The American Dental Association has questioned the results of the Bergalis genetic sequencing, as well as the depth of the CDC investigation.

The American Medical Association spokesman has said the CDC made a bad "judgment call" in releasing the report and alarming the public without full information.

A spokesman for the National Foundation for Infectious Diseases has said all the cases illustrate the need to better protect both patients and health care professionals from blood-borne diseases such as hepatitis B and AIDS. There is now "a legitimate national question about the risk of blood-borne diseases," said Sanford Kuvin, a physician and vice president of the infectious disease organization.

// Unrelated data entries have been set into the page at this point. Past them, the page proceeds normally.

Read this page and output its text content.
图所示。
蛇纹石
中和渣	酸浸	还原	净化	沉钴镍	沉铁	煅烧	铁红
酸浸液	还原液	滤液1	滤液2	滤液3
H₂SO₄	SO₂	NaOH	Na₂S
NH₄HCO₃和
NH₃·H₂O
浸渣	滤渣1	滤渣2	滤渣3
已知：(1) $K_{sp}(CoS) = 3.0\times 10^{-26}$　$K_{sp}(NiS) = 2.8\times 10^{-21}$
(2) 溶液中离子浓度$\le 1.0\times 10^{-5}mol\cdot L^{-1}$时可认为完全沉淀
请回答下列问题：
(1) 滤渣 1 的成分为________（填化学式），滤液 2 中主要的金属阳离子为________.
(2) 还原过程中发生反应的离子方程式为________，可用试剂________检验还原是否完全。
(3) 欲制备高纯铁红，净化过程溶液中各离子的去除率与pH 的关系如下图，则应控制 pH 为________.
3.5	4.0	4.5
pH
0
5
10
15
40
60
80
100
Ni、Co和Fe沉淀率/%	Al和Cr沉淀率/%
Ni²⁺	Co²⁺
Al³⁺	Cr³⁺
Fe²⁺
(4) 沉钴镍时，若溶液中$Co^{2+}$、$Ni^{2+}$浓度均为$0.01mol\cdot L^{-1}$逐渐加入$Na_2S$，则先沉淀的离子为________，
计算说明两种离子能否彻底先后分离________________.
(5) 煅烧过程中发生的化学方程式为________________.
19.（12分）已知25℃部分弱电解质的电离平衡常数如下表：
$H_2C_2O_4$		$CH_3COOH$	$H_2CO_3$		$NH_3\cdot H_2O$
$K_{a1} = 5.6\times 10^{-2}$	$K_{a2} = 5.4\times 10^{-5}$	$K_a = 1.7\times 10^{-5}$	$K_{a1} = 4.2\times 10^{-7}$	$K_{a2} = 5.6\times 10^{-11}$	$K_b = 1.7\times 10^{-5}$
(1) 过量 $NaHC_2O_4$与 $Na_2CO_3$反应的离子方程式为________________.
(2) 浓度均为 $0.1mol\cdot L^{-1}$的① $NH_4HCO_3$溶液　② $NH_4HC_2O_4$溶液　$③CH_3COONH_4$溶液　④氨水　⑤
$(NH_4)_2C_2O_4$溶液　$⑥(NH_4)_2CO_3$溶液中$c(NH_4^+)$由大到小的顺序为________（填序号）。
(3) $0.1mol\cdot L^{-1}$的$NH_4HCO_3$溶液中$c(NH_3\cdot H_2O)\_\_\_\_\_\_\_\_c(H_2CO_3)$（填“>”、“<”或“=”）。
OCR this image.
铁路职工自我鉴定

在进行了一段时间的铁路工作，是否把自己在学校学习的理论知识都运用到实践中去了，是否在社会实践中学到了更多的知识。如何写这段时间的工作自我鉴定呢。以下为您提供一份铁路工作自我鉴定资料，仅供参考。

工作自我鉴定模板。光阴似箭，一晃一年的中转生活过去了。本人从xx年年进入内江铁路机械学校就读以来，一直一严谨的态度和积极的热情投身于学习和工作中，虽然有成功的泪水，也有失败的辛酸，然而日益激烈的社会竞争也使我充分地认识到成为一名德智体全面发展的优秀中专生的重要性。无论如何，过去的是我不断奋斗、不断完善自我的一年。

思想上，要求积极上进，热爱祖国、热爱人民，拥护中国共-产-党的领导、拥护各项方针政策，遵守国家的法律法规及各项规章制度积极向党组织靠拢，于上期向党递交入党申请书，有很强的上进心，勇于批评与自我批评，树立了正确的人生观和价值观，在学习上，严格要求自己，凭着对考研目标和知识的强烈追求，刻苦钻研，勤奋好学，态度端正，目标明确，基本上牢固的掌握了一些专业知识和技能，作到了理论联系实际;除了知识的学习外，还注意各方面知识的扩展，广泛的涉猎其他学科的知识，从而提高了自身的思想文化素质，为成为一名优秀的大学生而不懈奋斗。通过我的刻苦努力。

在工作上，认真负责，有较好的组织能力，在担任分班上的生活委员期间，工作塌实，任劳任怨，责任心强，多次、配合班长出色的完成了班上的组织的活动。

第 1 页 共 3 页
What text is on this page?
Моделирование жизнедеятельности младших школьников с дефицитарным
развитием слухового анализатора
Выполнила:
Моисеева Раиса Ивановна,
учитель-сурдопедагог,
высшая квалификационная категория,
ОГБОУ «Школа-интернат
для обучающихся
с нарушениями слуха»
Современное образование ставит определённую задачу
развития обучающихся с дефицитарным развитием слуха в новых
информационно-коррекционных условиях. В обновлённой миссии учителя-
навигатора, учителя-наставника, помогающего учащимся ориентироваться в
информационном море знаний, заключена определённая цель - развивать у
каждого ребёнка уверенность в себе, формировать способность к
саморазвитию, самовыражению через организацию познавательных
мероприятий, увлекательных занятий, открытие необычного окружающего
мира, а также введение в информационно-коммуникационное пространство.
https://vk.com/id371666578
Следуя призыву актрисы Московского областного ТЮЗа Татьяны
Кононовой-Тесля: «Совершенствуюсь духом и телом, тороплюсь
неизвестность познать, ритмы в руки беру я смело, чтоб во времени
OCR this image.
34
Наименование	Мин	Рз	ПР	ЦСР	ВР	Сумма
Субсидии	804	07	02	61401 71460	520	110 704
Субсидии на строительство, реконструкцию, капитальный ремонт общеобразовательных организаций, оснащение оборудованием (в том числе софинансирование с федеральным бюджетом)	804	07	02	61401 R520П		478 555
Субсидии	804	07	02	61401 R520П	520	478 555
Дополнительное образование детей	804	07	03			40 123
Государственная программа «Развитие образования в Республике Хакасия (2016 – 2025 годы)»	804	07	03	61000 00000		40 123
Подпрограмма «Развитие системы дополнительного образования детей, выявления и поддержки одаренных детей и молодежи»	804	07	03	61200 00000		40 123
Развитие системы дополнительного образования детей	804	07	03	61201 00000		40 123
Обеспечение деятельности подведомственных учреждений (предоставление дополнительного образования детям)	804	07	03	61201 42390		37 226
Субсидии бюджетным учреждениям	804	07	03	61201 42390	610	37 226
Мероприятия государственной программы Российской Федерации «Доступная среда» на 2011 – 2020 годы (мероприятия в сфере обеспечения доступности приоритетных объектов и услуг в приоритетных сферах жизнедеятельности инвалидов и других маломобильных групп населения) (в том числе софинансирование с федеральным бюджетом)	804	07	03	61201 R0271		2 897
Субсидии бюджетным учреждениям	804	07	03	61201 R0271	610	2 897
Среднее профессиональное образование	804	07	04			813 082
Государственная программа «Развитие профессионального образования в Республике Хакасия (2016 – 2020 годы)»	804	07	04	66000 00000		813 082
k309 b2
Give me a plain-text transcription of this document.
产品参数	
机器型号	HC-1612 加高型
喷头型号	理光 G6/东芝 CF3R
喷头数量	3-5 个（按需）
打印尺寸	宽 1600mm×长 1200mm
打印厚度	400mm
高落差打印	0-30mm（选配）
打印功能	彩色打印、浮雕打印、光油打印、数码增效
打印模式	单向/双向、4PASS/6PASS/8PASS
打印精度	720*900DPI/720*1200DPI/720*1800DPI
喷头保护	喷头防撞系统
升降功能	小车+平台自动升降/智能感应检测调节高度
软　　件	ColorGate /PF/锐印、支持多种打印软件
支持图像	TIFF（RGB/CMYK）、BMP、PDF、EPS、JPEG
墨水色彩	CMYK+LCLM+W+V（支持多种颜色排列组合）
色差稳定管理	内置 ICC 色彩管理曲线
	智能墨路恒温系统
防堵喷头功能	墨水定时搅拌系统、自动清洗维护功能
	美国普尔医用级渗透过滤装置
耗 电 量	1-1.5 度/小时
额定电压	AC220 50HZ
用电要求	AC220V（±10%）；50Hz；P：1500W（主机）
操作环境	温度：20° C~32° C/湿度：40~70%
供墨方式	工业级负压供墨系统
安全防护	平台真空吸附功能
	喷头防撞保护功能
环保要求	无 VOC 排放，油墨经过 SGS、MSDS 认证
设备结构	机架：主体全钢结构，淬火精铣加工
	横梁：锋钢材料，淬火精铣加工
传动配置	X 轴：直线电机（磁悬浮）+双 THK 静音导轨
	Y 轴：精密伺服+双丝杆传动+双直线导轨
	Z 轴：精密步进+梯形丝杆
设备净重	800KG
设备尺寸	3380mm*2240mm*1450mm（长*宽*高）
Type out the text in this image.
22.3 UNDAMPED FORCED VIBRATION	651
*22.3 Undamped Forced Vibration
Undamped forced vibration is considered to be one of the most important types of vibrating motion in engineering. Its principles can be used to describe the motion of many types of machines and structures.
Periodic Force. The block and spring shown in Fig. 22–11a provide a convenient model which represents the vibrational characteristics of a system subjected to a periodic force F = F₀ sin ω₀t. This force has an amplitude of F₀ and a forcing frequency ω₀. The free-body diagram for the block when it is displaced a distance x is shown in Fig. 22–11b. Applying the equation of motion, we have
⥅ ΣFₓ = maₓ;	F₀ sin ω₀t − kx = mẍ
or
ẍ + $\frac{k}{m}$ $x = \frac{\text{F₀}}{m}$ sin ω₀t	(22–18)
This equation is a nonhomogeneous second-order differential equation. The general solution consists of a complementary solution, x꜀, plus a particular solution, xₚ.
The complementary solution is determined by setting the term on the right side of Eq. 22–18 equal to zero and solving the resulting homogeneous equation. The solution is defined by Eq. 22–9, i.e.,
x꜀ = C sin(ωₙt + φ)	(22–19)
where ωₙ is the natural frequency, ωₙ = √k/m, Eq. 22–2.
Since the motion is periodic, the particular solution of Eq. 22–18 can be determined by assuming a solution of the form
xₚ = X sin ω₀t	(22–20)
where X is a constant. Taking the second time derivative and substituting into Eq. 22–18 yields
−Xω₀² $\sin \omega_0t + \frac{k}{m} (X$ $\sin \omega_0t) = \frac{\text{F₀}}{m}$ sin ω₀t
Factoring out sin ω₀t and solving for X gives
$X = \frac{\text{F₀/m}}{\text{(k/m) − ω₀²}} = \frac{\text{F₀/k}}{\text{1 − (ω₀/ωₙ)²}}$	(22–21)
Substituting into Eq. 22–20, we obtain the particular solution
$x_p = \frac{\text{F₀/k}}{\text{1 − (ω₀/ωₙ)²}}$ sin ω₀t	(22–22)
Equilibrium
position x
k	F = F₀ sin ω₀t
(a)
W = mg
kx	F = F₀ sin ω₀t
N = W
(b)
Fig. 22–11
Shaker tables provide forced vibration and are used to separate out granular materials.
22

"The real problem with {the Bergalis} case, though, is there just isn't enough information," said physician Lonnie Bristow, a member of the AMA board of trustees. "It's sad that so much distress has occurred in the face of having so little information."

Bergalis has said she realized her case was making medical history only when she heard NBC anchorwoman Jane Pauley describe it this summer on the nightly news.

Stunned, Bergalis realized the "unidentified young woman" in the broadcast had to be her. She phoned CDC the next day, but no one would confirm her belief. She got her answer weeks later, after filing written Freedom of Information Act demands for the case file.

In it were repeated interviews by CDC investigators with Bergalis, her mother, two former boyfriends and other friends. Although CDC tested all members of her family for the AIDS virus, Bergalis's father and sisters were not interviewed. Bergalis held a press conference shortly after Acer's death in which she identified herself as the patient in the CDC report.

Since her diagnosis, she has been undergoing treatment for AIDS, taking AZT, as well as an anti-viral drug to prevent other infections and experimental drugs. She is suing Acer's estate for malpractice, as well as the insurer who referred her to his practice.

Bergalis declined to let a reporter review the CDC file because of the "private nature" of several of the interviews. She responded, however, to many personal questions.

Did CDC ever ask her if she had sex with Acer? "The question was put differently," she said. "They said, 'You didn't have an affair with the dentist, did you?' I said, 'No, I did not' . . . No. I didn't have sex with him."

Bergalis, who was raised Catholic, also told the investigators she had not had intercourse with her boyfriends. They couldn't believe it, she said. "It wasn't as much a religious decision as much as I never met the right person," she said.

Bergalis said she mentioned the possibility of infection from her dentist to CDC investigators a few weeks after she was told of her diagnosis in December 1989.

"When my mom and I couldn't come up with anything else, we brought up the dentist. {That he had AIDS} was only a rumor, but we didn't have anything else . . . They told me then that would be a dead end."